Researchers have made another step toward creating transplantable human organs by successfully growing kidneys within pig embryos comprised primarily of human cells.
The findings, which were published on September 7 in Cell Stem Cell, are a first since they show the growth of a substantial humanized organ inside of an animal.
Tao Tan, a cell biologist from the Kunming University of Science and Technology in China who was not involved in the current study but was instrumental in the creation of the first chimeric human-monkey embryo in 2021, thinks that this is a significant advancement in human-animal chimerism.
Currently, there are more than 100,000 people waiting for organ transplants just in the United States. Most of such folks require kidney transplantation. Scientists have been looking for novel ways to grow organs and tissues in animals in order to meet the need for life-saving organ transplants.
In the past few years, developments have included the ability to grow rat organs in mice (and vice versa) and humanized skeletal muscle and endothelium tissue in pigs. But there are still big obstacles, partly because it’s hard for human cells to survive inside a foreign host. Because the cells of different species have varied physiological requirements, human induced pluripotent stem cells, or iPSCs, frequently perish when introduced into animals. They serve as a sort of “starter kit” for generating numerous types of human tissue.

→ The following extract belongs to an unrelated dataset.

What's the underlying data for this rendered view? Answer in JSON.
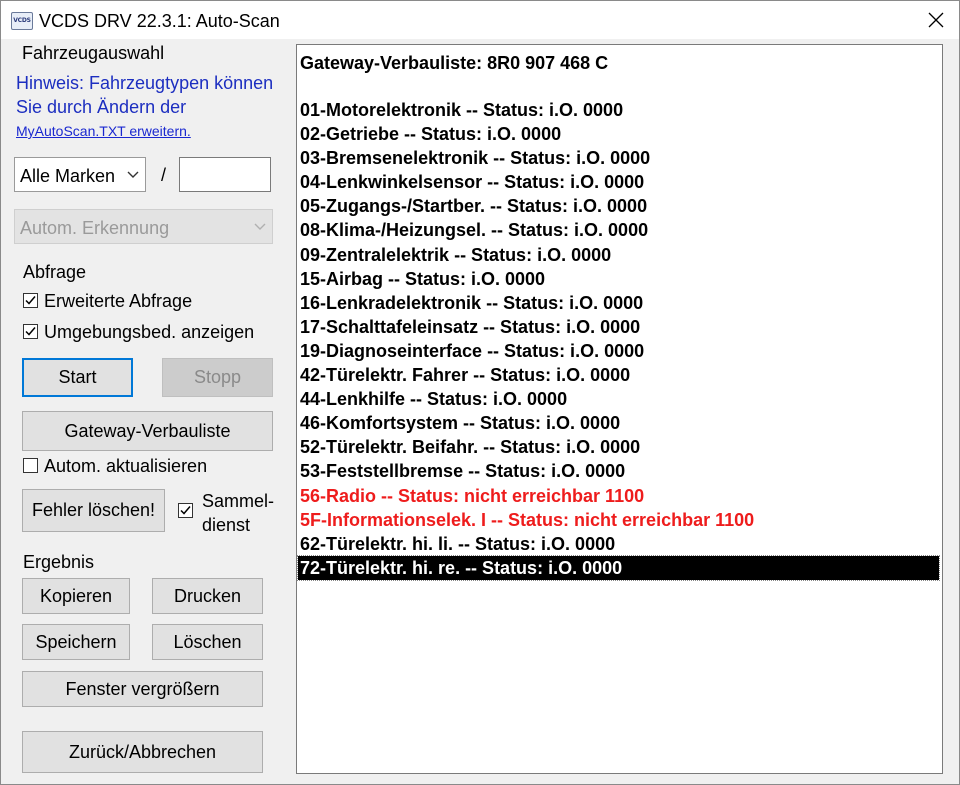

Liangxue Lai, a stem cell scientist at the Guangzhou Institutes of Biomedicine and Health in China, and his group spent more than five years perfecting their techniques to increase the viability of human stem cells.
The team edited away two kidney-related genes using the gene-editing technique CRISPR/Cas9 while the pig embryos were still only single cells. When the human iPSCs were put into the area, it established a niche where they could grow into kidney cells. In order to keep the human stem cells alive long enough to establish a footing and start producing the kidney, the human stem cells were additionally modified to have particularly active genes that inhibit apoptosis.
Then, more than 1,800 embryos were implanted into surrogate sows, and five of them were removed for research within the first 28 days. The kidneys of all five animals were typical for their developmental stage and included between 50% and 60% human-derived cells. Tan claims that this is the largest proportion of human cells that has ever been found in an organ developed inside a pig. There is no reason to believe that, given more time, the kidneys wouldn’t continue to grow and mature properly, perhaps with human cells gradually displacing pig cells, according to the researchers.